Physical goods and digital content collide
Ready, buyer one? Whatever your thoughts on Mark Zuckerberg’s concept of the metaverse – and thoughts there most definitely are – there’s no denying the inherent potential for marketers and advertisers. And thanks to Meta’s own Project Cambria, we now have some idea of how that potential might soon play out.
Cambria, a mixed reality headset expected to launch later this year, will allow brands to deliver advertisements and other messages via augmented reality overlays. Theoretically, a Cambria wearer could enter a participating store and have the shelves spring into life with an abundance of interactive digital content; that’s what Meta has been pitching advertising agencies, at least.
It’s an undeniably interesting concept, and one that might gain ground relatively quickly if it can attract sufficient buy-in from brands and retailers. Whether shoppers are ready to embrace it is another question, of course; hard work will need to be done to ensure that it offers genuine benefit for users.
Shoppers put a price on personal data
Like the metaverse, the blockchain is an idea that attracts its fair share of polarizing opinions. Blockchain does do some things very well however, security, traceability, and transparency amongst them.
That has big implications for personal data, particularly when combined with the concept of decentralised identity (DI) – an evolving idea that could give people much greater control about what they share with third-parties like retailers and advertisers.
While conversations around DI are currently focused primarily on privacy, the potential is there for shoppers to enjoy not just greater agency over their data, but for them to actually monetise it too – selling their information to advertisers as and when it suits them.

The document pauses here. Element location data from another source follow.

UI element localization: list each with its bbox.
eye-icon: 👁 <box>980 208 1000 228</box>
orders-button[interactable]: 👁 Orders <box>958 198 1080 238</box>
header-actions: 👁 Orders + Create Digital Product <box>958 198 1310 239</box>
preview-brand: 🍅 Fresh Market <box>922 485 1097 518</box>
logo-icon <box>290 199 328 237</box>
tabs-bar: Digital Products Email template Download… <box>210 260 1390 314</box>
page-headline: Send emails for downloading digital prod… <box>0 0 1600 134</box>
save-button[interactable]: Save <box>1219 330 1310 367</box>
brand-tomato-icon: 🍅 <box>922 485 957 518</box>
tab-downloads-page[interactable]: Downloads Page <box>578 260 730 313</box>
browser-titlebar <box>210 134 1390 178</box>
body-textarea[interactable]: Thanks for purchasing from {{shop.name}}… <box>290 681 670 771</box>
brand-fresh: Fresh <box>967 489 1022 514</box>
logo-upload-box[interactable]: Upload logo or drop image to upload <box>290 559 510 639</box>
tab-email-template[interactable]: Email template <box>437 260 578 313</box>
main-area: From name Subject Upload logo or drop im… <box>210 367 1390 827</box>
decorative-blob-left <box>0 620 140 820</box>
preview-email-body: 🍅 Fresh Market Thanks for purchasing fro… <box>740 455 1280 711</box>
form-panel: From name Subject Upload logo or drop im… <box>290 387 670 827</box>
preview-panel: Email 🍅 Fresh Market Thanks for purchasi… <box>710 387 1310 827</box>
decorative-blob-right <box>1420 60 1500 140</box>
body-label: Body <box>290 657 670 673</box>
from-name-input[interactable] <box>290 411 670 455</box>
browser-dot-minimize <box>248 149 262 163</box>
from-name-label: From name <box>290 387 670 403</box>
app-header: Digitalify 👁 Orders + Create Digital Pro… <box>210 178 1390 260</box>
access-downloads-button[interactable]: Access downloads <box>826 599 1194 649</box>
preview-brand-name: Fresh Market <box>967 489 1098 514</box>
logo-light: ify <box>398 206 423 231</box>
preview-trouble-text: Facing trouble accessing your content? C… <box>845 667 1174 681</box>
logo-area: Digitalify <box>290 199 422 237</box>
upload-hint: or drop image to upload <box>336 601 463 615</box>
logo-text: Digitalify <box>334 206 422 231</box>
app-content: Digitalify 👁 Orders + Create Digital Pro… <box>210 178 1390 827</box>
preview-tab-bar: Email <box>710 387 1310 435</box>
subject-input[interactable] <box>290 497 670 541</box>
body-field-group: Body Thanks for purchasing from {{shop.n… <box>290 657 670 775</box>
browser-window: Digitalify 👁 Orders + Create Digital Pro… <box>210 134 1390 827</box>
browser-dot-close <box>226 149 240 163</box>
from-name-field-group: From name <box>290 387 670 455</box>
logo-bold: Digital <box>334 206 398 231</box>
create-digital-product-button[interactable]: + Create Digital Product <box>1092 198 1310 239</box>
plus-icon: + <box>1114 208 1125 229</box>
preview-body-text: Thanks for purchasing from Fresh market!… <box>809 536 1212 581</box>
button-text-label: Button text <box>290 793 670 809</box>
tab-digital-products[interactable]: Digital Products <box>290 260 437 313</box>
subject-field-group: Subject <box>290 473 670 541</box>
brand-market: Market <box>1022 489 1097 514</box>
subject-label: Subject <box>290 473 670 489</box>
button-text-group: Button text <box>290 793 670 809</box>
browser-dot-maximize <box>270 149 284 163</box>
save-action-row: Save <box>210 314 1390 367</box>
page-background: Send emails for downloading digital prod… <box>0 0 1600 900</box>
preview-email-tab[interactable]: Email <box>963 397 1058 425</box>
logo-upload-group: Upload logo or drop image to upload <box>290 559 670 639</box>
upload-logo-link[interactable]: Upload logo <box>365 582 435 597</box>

Will that be the case by the end of 2022? Perhaps not, but don’t be surprised to see some significant steps in that direction: the Decentralised Identity Forum already has representation from both Microsoft and Workday.
Shifting populations point to long term change
There was a time, not too long ago in fact, where choosing where we worked also meant choosing where we lived. For many employees, that’s no longer the case, with the past two years serving as real life proof of remote working’s possibilities.
For retailers, that presents an interesting question: when shoppers are no longer tied to cities and urban centres as they once were, how does the existing grocery model need to evolve? How to do they continue to serve people over what may be a much broader geographic spread?
Like most of the issues that have emerged during the pandemic, there are no easy answers here. Online will clearly play a significant role, but so too will factors like store footprint and the supply chain. As we’ve seen at Tesco in the UK, a focus on distributed, rather than centralised innovation, is likely to pay dividends.
Food waste comes to the fore as uncertainty continues
America currently wastes between 30 and 40 percent of its food. That shocking figure, an unacceptable reality at the best of times, becomes even more unpalatable given growing concern around inflation, the environment, and food poverty.
Though a significant amount of that wastage occurs along the supply chain (20bn pounds of fresh produce is lost on farms every year, for instance), the vast majority happens once food has already found its way into the hands of the consumer.
Much as it might sound like one, that’s not solely a problem on the part of shoppers. The primary causes of household food waste include spoilage, over-serving, confusion over date labels, and overbuying – all issues that retailers and their CPG partners can aid with.
While the ultimate decision about what to buy and when to use it will continue to lie with the customer, retailers and suppliers are likely to find themselves under growing pressure to help shoppers make smarter choices about how they shop.